2003年11月から2006年3月までジェトロのサンパウロ所長としてブラジルに駐在した。それ以前に、スペイン、メキシコ、チリ、メキシコに約13年、ブラジル出張10数回を数えていたので、赴任にともなう心配はなかったが、サンパウロでの生活は予想よりスムーズに入り込むことができた。その理由を考えると、私がミラノに3年駐在し、イタリア的なものを学んだからだという結論に達した。ライフスタイル、明るさ、楽観主義、デザイン、色使い等々がよく似ているのである。そのような観点から関心を持って調べて行くと、興味深いことがわかってきた。ブラジルで最大の移住者派遣国はイタリアである。私の友人であるイタリア貿易振興会(ICE)のランディ・サンパウロ所長によるとブラジルにおけるイタリア系移住者は8分の1の血の混じりまでカウントすると4~5千万人に達するのではないかという。

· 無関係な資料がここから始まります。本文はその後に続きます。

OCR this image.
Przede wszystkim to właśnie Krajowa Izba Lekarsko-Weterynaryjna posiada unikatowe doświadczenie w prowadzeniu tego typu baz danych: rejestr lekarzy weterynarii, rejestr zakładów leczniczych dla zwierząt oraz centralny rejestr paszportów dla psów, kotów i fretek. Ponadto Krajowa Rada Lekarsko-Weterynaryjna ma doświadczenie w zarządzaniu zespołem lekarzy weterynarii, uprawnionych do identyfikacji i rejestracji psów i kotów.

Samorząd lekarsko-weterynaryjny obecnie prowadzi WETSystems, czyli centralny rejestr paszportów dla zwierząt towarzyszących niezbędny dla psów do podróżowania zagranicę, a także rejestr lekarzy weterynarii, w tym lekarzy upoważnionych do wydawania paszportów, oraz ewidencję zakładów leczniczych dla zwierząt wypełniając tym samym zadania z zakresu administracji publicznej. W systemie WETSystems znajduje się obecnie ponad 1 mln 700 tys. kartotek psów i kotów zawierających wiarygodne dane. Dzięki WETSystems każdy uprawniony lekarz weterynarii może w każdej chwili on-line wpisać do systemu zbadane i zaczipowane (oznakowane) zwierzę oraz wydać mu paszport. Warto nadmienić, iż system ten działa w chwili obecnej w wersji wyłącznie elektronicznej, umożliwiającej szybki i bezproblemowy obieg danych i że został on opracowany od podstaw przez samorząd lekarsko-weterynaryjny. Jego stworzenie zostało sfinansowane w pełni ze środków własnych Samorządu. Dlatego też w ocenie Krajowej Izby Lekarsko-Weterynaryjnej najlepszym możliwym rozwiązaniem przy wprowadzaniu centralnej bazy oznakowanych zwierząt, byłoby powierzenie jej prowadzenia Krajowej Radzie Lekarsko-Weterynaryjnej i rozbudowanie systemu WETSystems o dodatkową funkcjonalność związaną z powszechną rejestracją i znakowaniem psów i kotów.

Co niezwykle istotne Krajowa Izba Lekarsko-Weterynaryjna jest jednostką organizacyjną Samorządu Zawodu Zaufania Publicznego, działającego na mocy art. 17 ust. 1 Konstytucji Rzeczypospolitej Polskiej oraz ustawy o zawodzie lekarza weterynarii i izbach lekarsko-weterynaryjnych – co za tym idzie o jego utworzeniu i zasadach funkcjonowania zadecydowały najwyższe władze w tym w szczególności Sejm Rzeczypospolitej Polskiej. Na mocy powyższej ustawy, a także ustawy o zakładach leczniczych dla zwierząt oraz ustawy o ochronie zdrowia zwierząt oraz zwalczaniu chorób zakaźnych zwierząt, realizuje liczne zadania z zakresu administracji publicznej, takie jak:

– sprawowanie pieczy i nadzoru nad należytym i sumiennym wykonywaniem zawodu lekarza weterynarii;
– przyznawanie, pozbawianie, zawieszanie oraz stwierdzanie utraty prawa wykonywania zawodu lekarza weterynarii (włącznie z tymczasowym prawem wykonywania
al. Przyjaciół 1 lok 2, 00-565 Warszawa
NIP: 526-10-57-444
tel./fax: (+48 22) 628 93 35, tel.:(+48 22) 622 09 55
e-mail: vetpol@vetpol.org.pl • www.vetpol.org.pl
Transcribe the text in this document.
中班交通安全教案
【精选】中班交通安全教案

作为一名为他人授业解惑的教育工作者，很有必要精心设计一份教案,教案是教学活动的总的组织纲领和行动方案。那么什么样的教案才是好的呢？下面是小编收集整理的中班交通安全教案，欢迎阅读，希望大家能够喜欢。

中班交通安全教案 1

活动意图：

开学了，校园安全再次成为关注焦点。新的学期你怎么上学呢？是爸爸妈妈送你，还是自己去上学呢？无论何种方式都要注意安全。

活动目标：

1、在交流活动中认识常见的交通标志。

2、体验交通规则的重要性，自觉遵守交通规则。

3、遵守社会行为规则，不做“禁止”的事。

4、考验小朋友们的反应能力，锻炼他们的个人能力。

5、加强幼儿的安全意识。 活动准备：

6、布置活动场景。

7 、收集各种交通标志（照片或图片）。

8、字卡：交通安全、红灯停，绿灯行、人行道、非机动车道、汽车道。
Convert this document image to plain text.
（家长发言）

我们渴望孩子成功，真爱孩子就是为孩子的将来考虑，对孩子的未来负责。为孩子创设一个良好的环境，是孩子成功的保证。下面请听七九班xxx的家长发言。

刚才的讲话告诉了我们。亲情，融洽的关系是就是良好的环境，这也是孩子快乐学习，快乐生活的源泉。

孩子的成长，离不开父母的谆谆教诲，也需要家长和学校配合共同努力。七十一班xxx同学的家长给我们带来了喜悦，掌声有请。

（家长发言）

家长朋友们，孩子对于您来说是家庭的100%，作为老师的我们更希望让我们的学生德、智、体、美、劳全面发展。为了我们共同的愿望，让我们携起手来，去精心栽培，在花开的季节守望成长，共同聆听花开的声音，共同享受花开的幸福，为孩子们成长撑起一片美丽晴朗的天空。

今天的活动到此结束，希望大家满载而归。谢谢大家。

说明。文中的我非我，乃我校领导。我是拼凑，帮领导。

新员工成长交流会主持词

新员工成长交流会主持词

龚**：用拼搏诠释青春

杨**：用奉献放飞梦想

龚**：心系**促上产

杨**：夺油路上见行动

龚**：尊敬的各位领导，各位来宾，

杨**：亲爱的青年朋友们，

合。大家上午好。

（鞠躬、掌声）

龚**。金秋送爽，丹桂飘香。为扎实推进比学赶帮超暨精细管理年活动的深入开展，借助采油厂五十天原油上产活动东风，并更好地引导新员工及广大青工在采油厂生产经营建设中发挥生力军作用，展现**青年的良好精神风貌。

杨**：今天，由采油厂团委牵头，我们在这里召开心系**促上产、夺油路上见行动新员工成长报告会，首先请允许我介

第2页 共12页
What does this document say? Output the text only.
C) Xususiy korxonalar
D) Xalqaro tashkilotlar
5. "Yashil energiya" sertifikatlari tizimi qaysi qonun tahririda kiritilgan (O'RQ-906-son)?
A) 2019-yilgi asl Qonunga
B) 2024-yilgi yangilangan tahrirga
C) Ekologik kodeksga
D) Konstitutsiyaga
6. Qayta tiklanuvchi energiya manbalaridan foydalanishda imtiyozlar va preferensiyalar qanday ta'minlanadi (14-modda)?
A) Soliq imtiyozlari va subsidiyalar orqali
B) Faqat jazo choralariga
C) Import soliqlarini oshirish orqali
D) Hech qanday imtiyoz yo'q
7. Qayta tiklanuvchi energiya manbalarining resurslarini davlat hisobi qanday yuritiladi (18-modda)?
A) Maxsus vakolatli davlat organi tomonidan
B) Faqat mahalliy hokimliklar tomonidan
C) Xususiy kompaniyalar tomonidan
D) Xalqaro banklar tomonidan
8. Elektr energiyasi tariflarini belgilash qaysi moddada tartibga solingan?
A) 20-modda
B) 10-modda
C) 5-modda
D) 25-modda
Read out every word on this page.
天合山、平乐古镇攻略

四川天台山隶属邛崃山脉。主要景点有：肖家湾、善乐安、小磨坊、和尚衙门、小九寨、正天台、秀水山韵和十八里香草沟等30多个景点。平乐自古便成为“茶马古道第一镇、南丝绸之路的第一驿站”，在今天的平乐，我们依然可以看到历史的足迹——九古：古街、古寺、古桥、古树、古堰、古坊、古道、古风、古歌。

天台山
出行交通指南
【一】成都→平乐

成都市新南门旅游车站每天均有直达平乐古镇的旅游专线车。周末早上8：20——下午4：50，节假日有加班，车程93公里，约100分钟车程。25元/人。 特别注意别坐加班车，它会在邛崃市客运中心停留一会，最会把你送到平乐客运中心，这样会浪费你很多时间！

 イタリア移民が本格的に始まったのは、1820年で、その後1837年にも移住の波があった。1887年から1920年にかけて外国人移住者のラッシュを迎えるが、その半分以上がイタリアからの移民であった。サンパウロにはイタリア系がたくさん住んでいる居住区がある。例えば、ブラス、ベシーガ、ボン・レチロ等界隈である。イタリア人設計による建築も傑作が多い。例えば、トマソ・ベッツィによるイピランガ博物館、セントロにあるマルティネッリ・ビルやエジフィシオ・イタリアはパウリスタの誇りである。テアトロ・ムニシパル、メルカード・ムニシパルやピナコテカを設計したラモス・アゼヴェドの設計事務所には多くの優秀なイタリア系建築家、デザイナーがいた。絵画の分野でもイタリア系の活躍はめざましい。ピナコテカに行くとカヴァルカンティ、ポルチナッリ、アニータ・マルファッティなどの作品が所狭しと展示されている。経済分野でも一世を風靡したマタラッゾ財閥もイタリア系であるし、現在の経営者を見てもヴァーレ社長のロジェ・ア二ェリ、ペトロブラス社長のジョゼ・セルジオ・ガブリエリもイタリア系である。食文化の面でも、ワイン、さまざまなチーズ、ルッコラやズッキーニなどの野菜、オリーブなどイタリアがブラジルの食生活の充実に与えた影響は計り知れない。イタリアン・レストランもサンパウロにはたくさんあり、値段も高級である。

 一方アルゼンチンやウルグアイをみると、イタリアン系がスペイン系を押しのけ、乗っ取った感があるし、チリでもイタリア系は活躍している。私はブラジル、アルゼンチン、ウルグアイ、チリの4カ国を「チャオ圏」と呼んでいる。イタリア語の挨拶言葉の“Chao”が日常的に使われるからである。

 2006年1月に家内とブラジル南部のベント・ゴンサルヴェスというイタリア系が多い町に旅行する機会があった。そこには、イタリア移民の歴史を映像とジオラマと案内者の語りで再現する「エポペイア・イタリアーナ」(イタリア叙事詩)という小さなテーマ・パークがあった。ヴェネト州出身のラザロという架空の人物がブラジル移住を決意し、ポルトアレグレに上陸、悪戦苦闘して大邸宅を建てるというあっけらかんとしたサクセス・ストーリーである。それを見てガルボン・ブエノの日本移民史料館を思い出した。日本人移住者は総じて成功しているのに、なぜ史料館のプレゼンテーションはかくも暗いのであろうかという疑問である。国民性の違いを認識した旅であった。

 ブラジルは移住者によって成り立つ国であり、宗主国ポルトガルは当然のこと、イタリア、ドイツ、スペイン、アラブ、アフリカ系等も頑張って国作りを行ってきた。ブラジルを理解する上で、イタリア人や第2の移住国ドイツ人の発想法を学ぶことが有益と考える。